Failure modes

A failure mode is an incorrect application state that prompts an alert. The application must recover from a failure mode to run successfully. For example, the system prompts an alert when the AI pre-trained APIs aren't ready for use and exceed the designated enable time limit. If a failure mode occurs and the application cannot recover, contact your Infrastructure Operator for help.

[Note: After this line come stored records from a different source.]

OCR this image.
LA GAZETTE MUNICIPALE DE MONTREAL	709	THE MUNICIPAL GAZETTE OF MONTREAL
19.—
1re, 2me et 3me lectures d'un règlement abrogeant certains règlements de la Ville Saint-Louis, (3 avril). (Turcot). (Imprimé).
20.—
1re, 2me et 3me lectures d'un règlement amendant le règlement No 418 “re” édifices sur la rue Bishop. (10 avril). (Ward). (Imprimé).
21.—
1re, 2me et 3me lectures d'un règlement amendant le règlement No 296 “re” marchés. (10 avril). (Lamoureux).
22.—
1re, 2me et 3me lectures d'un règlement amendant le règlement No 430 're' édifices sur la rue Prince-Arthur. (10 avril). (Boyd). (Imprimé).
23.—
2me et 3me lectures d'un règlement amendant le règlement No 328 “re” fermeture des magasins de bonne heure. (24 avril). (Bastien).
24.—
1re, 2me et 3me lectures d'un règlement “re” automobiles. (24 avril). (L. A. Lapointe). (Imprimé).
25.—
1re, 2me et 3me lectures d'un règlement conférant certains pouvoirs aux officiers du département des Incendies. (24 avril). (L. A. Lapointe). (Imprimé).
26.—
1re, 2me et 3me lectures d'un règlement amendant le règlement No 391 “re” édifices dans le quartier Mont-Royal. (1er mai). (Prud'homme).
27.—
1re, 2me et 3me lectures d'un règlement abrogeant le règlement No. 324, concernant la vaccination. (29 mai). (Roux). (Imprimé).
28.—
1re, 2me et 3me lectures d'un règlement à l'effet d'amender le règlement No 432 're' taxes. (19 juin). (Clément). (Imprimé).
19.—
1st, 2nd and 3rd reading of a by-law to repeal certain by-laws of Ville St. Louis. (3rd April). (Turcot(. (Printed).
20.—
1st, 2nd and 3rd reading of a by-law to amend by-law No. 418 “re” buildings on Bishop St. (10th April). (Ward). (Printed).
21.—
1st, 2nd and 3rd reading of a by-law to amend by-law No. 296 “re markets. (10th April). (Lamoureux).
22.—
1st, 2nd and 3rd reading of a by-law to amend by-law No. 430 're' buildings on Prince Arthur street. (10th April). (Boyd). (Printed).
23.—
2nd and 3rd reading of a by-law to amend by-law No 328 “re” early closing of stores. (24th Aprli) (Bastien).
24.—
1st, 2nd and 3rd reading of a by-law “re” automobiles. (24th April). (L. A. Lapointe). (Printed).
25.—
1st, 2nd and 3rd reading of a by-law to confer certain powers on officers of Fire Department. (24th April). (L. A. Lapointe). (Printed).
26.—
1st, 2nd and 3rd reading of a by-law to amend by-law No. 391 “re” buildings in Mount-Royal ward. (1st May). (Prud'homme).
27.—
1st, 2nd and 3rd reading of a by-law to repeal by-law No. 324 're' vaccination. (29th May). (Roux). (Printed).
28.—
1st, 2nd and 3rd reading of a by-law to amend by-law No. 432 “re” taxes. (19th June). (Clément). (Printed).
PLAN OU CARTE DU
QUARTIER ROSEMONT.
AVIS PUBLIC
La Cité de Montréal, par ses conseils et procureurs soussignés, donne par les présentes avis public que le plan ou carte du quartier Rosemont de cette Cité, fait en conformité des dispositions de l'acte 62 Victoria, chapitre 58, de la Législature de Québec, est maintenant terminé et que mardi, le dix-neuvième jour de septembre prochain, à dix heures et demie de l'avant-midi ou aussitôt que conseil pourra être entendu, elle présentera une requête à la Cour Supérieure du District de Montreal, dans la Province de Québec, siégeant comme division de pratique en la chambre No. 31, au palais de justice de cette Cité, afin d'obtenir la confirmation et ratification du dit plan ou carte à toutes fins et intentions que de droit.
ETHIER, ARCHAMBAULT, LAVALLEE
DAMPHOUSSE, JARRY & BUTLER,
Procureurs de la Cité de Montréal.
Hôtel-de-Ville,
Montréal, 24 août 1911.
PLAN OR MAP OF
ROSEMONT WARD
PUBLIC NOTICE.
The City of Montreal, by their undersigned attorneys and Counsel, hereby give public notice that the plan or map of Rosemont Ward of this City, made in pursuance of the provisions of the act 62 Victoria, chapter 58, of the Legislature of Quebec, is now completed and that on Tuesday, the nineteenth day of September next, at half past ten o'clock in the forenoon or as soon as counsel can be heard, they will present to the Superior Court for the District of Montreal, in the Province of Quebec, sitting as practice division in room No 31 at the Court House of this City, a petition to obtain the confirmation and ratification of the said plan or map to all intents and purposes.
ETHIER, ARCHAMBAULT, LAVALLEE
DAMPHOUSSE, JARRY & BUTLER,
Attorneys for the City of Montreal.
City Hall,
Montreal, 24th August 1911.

The following failure modes (FMs) might occur and prompt an alert:

Service readiness failures

The service readiness failures occur because of one of the following FMs:

  • FM1 - Unable to schedule workloads: One or more of the AI service workloads cannot be scheduled due to the lack of resources such as GPU, memory, or some other error.
  • FM3 - Unable to configure components: One of the required components of an AI service cannot be configured or created because of incorrect permissions or other issues. Those components are, for example, DNS or Ingress.
  • FM4 - Services not reaching the Enabled status: The pre-trained services cannot become ready after prompting the enablement process. The page displays the Enabling status for one or more services and, possibly, the AI infrastructure without changing to the Enabled status.

User interface failures

The user interface failures occur because of one of the following FMs:

  • Frontend and backend communication failure: The page displays an error message showing issues with backend communication. Error log entries have codes from AIPL0500 to AIPL0502.
  • Service API endpoints aren't displayed on the page: If there is an error, the page shows the Unable to fetch the endpoint message instead of the endpoint.